Below is an animation that I spent a long time trying to make this evening.  It really didn’t work out as intended, but since frustration on all sides seems part of the tone of the day, it seemed fitting to post anyway.

It is probably not such a good idea to make political cartoons when you are truly not a political person!   (Yes, I am very sympathetic to the President.  But I try to be sympathetic to individuals on many sides of the political spectrum.)

But I was especially struck today by how much the presidency has aged Obama (as it seems to age every president).  This week seems to have aged him particularly.

The funny looking Aladdin’s lamp in the video is supposed to be a tea pot, symbolizing you know what.

In the version that is easier to see, Obama’s hair color changes from black to a light grey.  Here I’m afraid that doesn’t really work.  What can I say–I’m learning.  So, I guess, are we all.

Hunkering Down Fluttering Fan Dark Kind of Day

July 30, 2011

It has been a hunkering down kind of day.  Blinds down to block out blinding (and blistering) sun.  Fan fluttering to create the illusion of free cool-dom.  Trying, in my case, to finally finally get a manuscript really finished. (Almost there!)
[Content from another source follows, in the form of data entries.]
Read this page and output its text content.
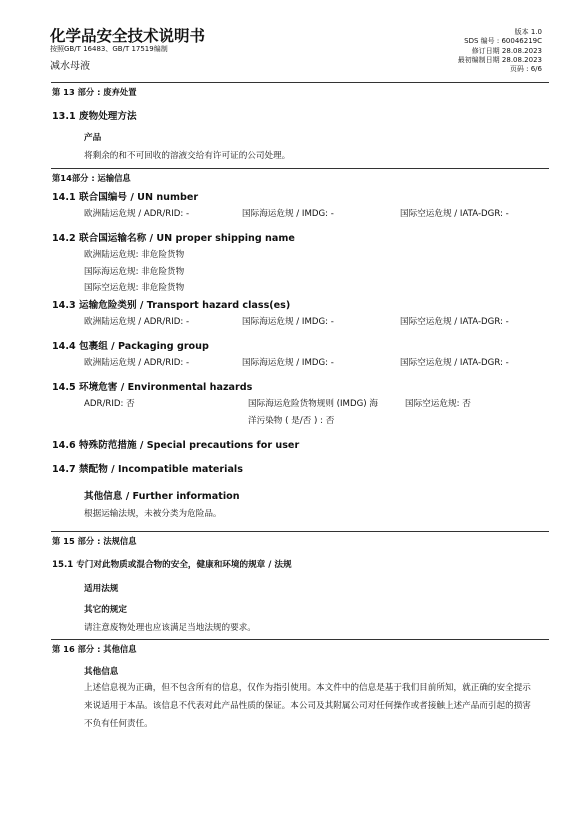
化学品安全技术说明书
按照GB/T 16483、GB/T 17519编制
减水母液
版本 1.0
SDS 编号 : 60046219C
修订日期 28.08.2023
最初编制日期 28.08.2023
页码 : 6/6
第 13 部分 : 废弃处置
13.1 废物处理方法
产品
将剩余的和不可回收的溶液交给有许可证的公司处理。
第14部分 : 运输信息
14.1 联合国编号 / UN number
欧洲陆运危规 / ADR/RID: -	国际海运危规 / IMDG: -	国际空运危规 / IATA-DGR: -
14.2 联合国运输名称 / UN proper shipping name
欧洲陆运危规: 非危险货物
国际海运危规: 非危险货物
国际空运危规: 非危险货物
14.3 运输危险类别 / Transport hazard class(es)
欧洲陆运危规 / ADR/RID: -	国际海运危规 / IMDG: -	国际空运危规 / IATA-DGR: -
14.4 包裹组 / Packaging group
欧洲陆运危规 / ADR/RID: -	国际海运危规 / IMDG: -	国际空运危规 / IATA-DGR: -
14.5 环境危害 / Environmental hazards
ADR/RID: 否	国际海运危险货物规则 (IMDG) 海
洋污染物 ( 是/否 ) : 否
国际空运危规: 否
14.6 特殊防范措施 / Special precautions for user
14.7 禁配物 / Incompatible materials
其他信息 / Further information
根据运输法规，未被分类为危险品。
第 15 部分 : 法规信息
15.1 专门对此物质或混合物的安全，健康和环境的规章 / 法规
适用法规
其它的规定
请注意废物处理也应该满足当地法规的要求。
第 16 部分 : 其他信息
其他信息
上述信息视为正确，但不包含所有的信息，仅作为指引使用。本文件中的信息是基于我们目前所知，就正确的安全提示来说适用于本品。该信息不代表对此产品性质的保证。本公司及其附属公司对任何操作或者接触上述产品而引起的损害不负有任何责任。
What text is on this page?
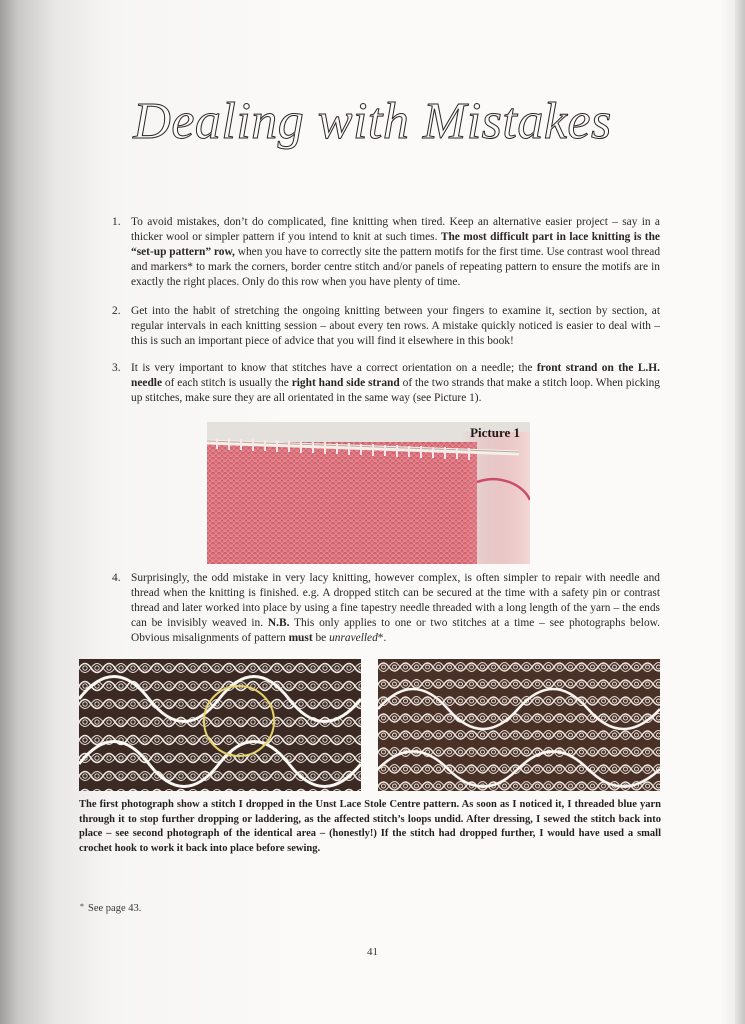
Dealing with Mistakes
1. To avoid mistakes, don’t do complicated, fine knitting when tired. Keep an alternative easier project – say in a thicker wool or simpler pattern if you intend to knit at such times. The most difficult part in lace knitting is the “set-up pattern” row, when you have to correctly site the pattern motifs for the first time. Use contrast wool thread and markers* to mark the corners, border centre stitch and/or panels of repeating pattern to ensure the motifs are in exactly the right places. Only do this row when you have plenty of time.
2. Get into the habit of stretching the ongoing knitting between your fingers to examine it, section by section, at regular intervals in each knitting session – about every ten rows. A mistake quickly noticed is easier to deal with – this is such an important piece of advice that you will find it elsewhere in this book!
3. It is very important to know that stitches have a correct orientation on a needle; the front strand on the L.H. needle of each stitch is usually the right hand side strand of the two strands that make a stitch loop. When picking up stitches, make sure they are all orientated in the same way (see Picture 1).
Picture 1
4. Surprisingly, the odd mistake in very lacy knitting, however complex, is often simpler to repair with needle and thread when the knitting is finished. e.g. A dropped stitch can be secured at the time with a safety pin or contrast thread and later worked into place by using a fine tapestry needle threaded with a long length of the yarn – the ends can be invisibly weaved in. N.B. This only applies to one or two stitches at a time – see photographs below. Obvious misalignments of pattern must be unravelled*.
The first photograph show a stitch I dropped in the Unst Lace Stole Centre pattern. As soon as I noticed it, I threaded blue yarn through it to stop further dropping or laddering, as the affected stitch’s loops undid. After dressing, I sewed the stitch back into place – see second photograph of the identical area – (honestly!) If the stitch had dropped further, I would have used a small crochet hook to work it back into place before sewing.
* See page 43.
41
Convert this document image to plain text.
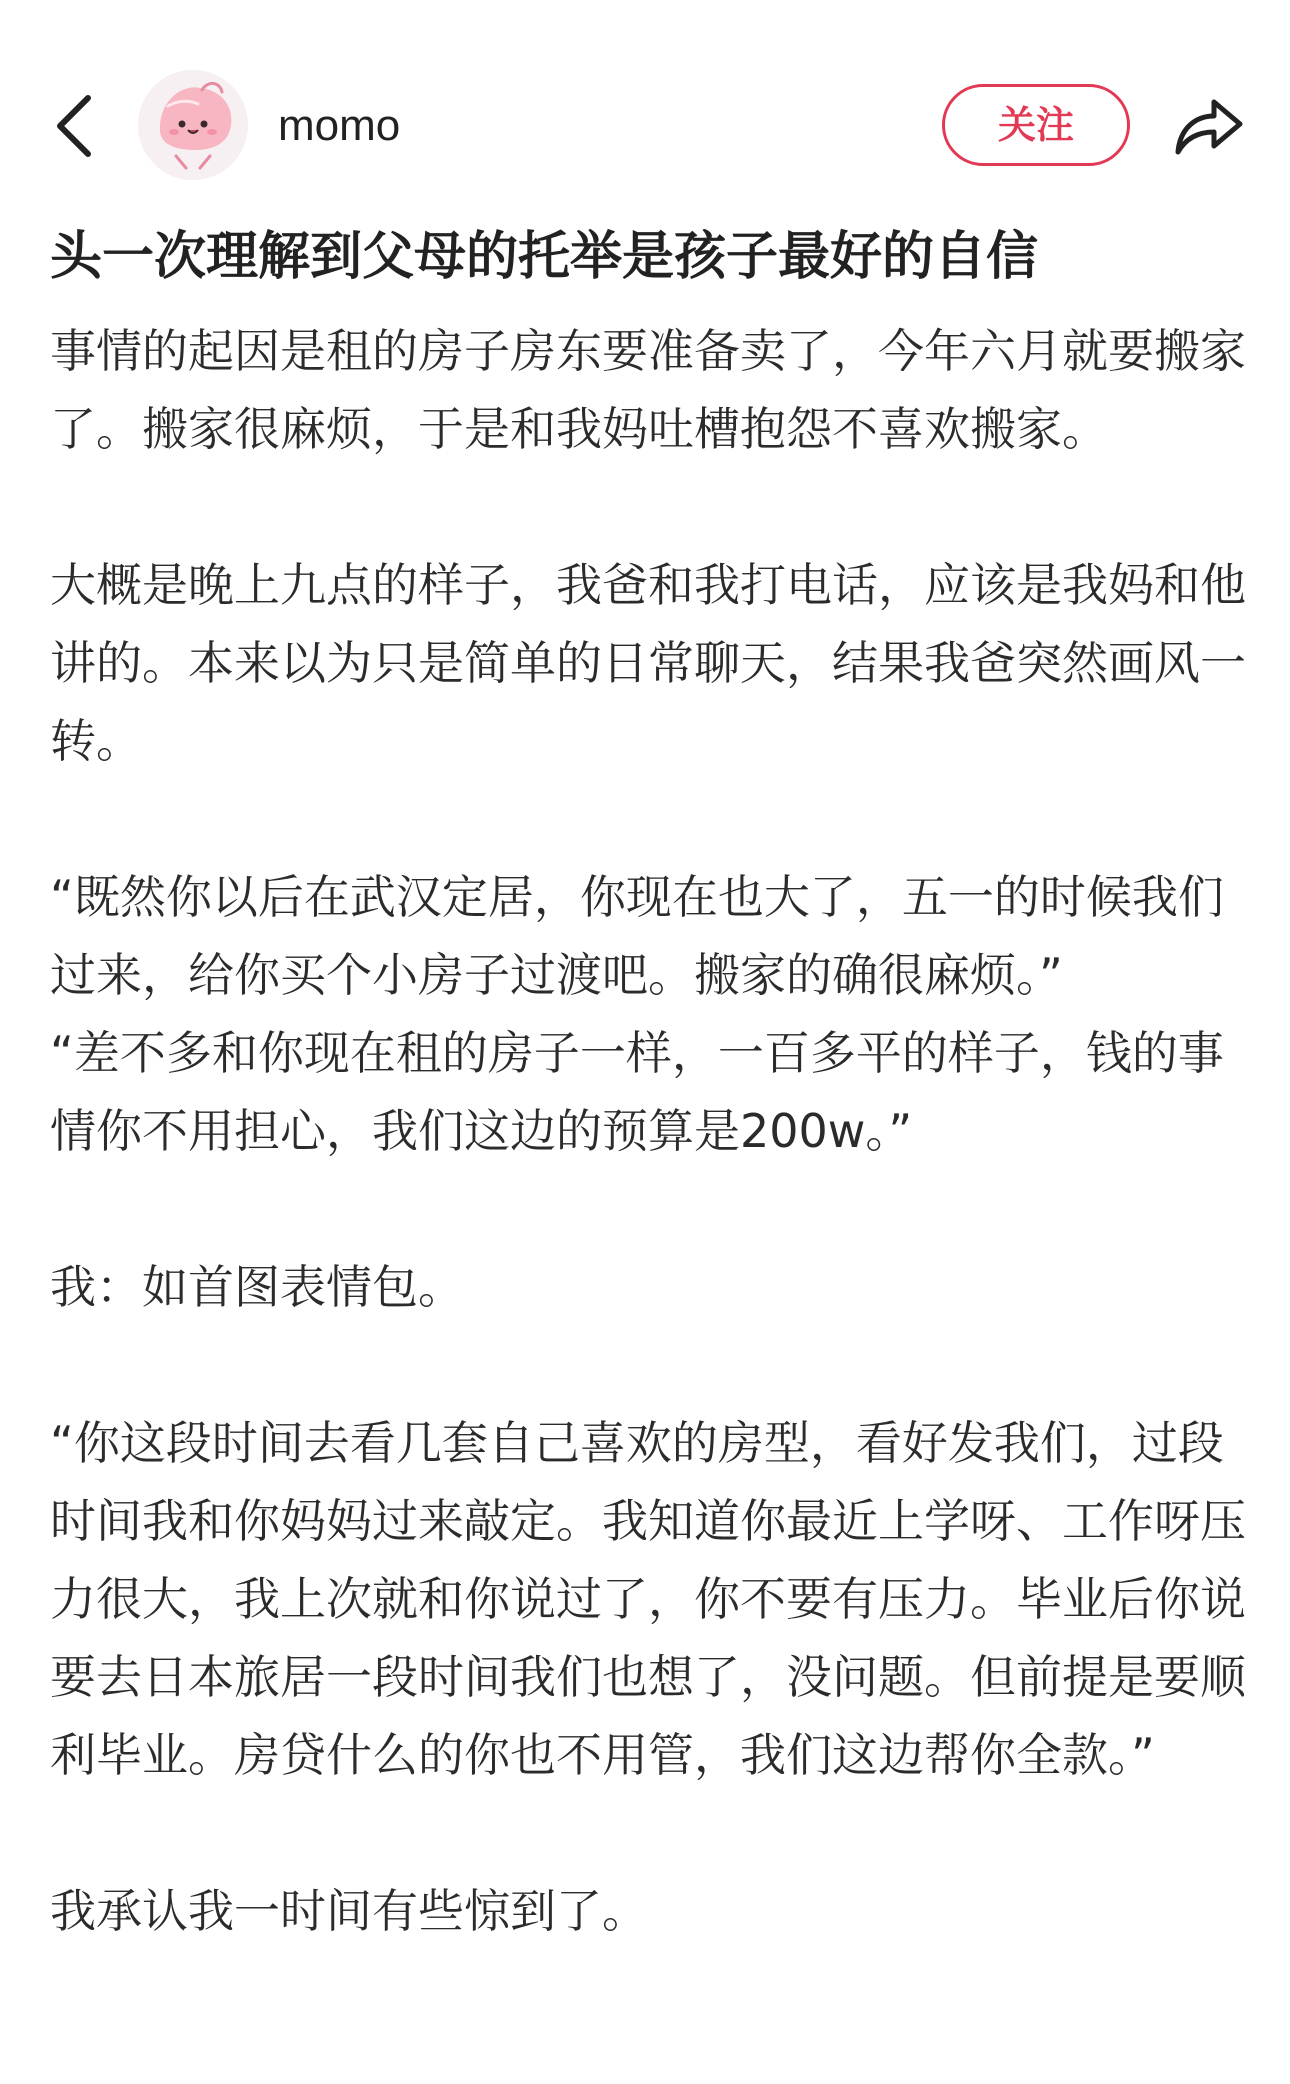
momo	关注
头一次理解到父母的托举是孩子最好的自信

事情的起因是租的房子房东要准备卖了，今年六月就要搬家了。搬家很麻烦，于是和我妈吐槽抱怨不喜欢搬家。

大概是晚上九点的样子，我爸和我打电话，应该是我妈和他讲的。本来以为只是简单的日常聊天，结果我爸突然画风一转。

“既然你以后在武汉定居，你现在也大了，五一的时候我们过来，给你买个小房子过渡吧。搬家的确很麻烦。”

“差不多和你现在租的房子一样，一百多平的样子，钱的事情你不用担心，我们这边的预算是200w。”

我：如首图表情包。

“你这段时间去看几套自己喜欢的房型，看好发我们，过段时间我和你妈妈过来敲定。我知道你最近上学呀、工作呀压力很大，我上次就和你说过了，你不要有压力。毕业后你说要去日本旅居一段时间我们也想了，没问题。但前提是要顺利毕业。房贷什么的你也不用管，我们这边帮你全款。”

我承认我一时间有些惊到了。
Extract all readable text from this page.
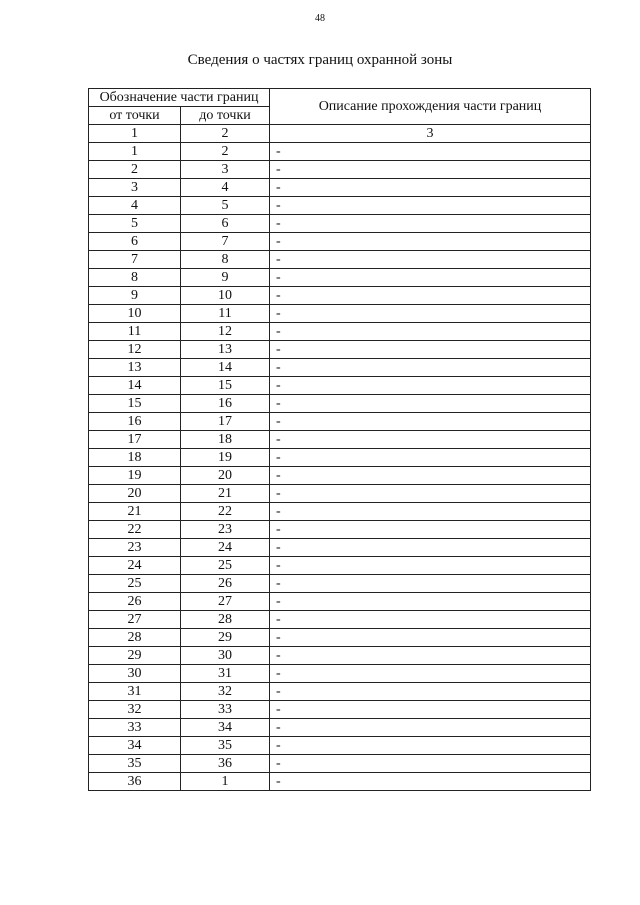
48
Сведения о частях границ охранной зоны
Обозначение части границ		Описание прохождения части границ
от точки	до точки	
1	2	3
1	2	-
2	3	-
3	4	-
4	5	-
5	6	-
6	7	-
7	8	-
8	9	-
9	10	-
10	11	-
11	12	-
12	13	-
13	14	-
14	15	-
15	16	-
16	17	-
17	18	-
18	19	-
19	20	-
20	21	-
21	22	-
22	23	-
23	24	-
24	25	-
25	26	-
26	27	-
27	28	-
28	29	-
29	30	-
30	31	-
31	32	-
32	33	-
33	34	-
34	35	-
35	36	-
36	1	-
And hoping too to spread through osmosis, like prayer or meditation, some hunker-down, finally-get-it-done, no-stopping-till-you-do spirit; to send some all the way down to my hometown Washington, D.C.,  where obfuscation and overheated dogmatism still block a resolution to the debt crisis–so much fluttering–so many blinds!

So far, no good!

(PS – I should probably apologize for the video, but I really do love anything variegated, movement in stillness.  Granted, this is not quite sun on water, movement through stream, wind in the grasses.  What can I say?  I’m in NYC!)